Basil Bunting

1900—1985
Headshot of poet Basil Bunting, black and white.
Photo by Derek Smith

Basil Bunting was born in Scotswood-on-Tyne, Northumberland. Despite numerous years abroad in Italy, the Canary Islands, the United States, and current-day Iran, Bunting is known as a poet of Northern England and is closely associated with Northumberland, where he lived during the last years of his life. Bunting attended a Quaker school and was a conscientious objector during World War I. Arrested for his political views, Bunting was imprisoned in Wormwood Scrubs and Winchester prisons. After his release, he moved to London and later Paris, where he worked with Ford Madox Ford on the transatlantic review. Bunting married his first wife, Marian Culver, in 1929 and the couple spent the 1930s moving from Italy to the Canary Islands to the United States. Bunting’s first two children, including his son Rustam whose later death inspired one of Bunting’s great elegies, were born during this period.

During World War II, Bunting enlisted in the Royal Air Force and was sent to Persia as a translator. He remained in Tehran until 1952. Divorced from Culver, he married Sima Alladadian in 1948 and the couple had two more children. Leaving Tehran, Bunting moved back to Northumberland and, in 1954, became an editor for the Newcastle Journal. By the 1960s, a younger generation of poets, including Tom Pickard and Jonathan Williams, had started to seek Bunting out. His publications from this time include The Spoils (1965), First Book of Odes and Loquitur (1965), and, in the Morden Tower, a space developed by Pickard, the first performance of Briggflatts, Bunting’s best-known work, which was published in 1966. In the late ’60s, Bunting taught at universities in the United States and England. Bunting suffered from poor eyesight his entire life, and by the 1970s and early ’80s, he had undergone surgery for cataracts. Though recognized widely as one of Britain’s great late modernist poets, Bunting spent his later life in poverty and was forced to move homes often as a result. He died in Hexham General Hospital, near his last home in Whitley Chapel, Northumberland.

Described as “the last minor master of the modernist mode” by Donald Hall in the New York Times Book Review, Bunting achieved his greatest popularity during his lifetime in the mid-1960s as one of the leaders of the new British literary avant-garde. Bunting was also associated with the loosely affiliated American group of poets known as the Objectivists, and he corresponded frequently with poets such as William Carlos Williams, Louis Zukofsky, Lorine Niedecker, among many others. Ezra Pound, whom Bunting worked for in the late 1920s, was an early admirer of Bunting, and advocated on behalf of his work.

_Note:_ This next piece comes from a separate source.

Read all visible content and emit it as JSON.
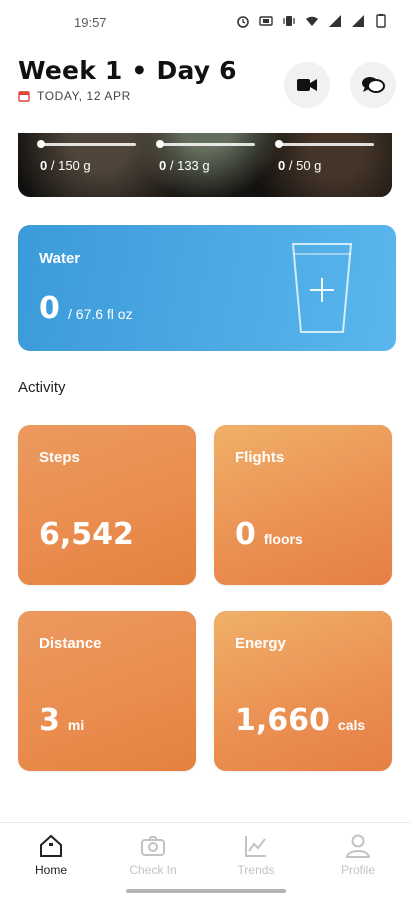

But by most accounts it took the interest and encouragement of the younger generation of poets such as Pickard and Gael Turnbull to spur Bunting to his greatest work, produced in the 1960s. In analyzing the bulk of his work, some critics find Bunting’s later poetry less reminiscent of his early influences; most consider Briggflatts his best work.

Bunting suggested that readers look to his poetry only for its audio value and advised taking pleasure in the sheer sound combinations his poems afford. G.S. Fraser noted in the Times Literary Supplement that the poet’s work “is verse which is directly melodic, which seems to sing rather than speak,” adding, “Bunting perhaps excels all living poets in expressing emotional complexity through apparently simple—not so very simple—elodic artifice.” Anthony Suter extends this musical metaphor in Agenda, observing that Bunting’s poetry reflects “the structure of meanings, and, moreover, the meanings are organized according to a musical architecture—that of sonata form.”

In the New York Times Book Review, Hall maintained that Bunting’s poetry conveys a message as well as lyrical beauty, despite noting the poet’s warning against interpreting his work: “‘The attempt to find any meaning in it would be manifestly absurd.” Hall writes, “The wily Bunting, questioned about his own poems, reduces them to themes and variations, possibly because they are too intimate a matter for public discussion.” Suter defined Bunting’s vivid imagery and symbolism as “particularly noteworthy” elements in deriving meaning from the poet’s verse. Finally, in describing Collected Poems, Hall observed the melding of life and work, stating, “From the early ‘Villon’ to the late ‘Overdrafts’... the long life dances forth in a living voice.”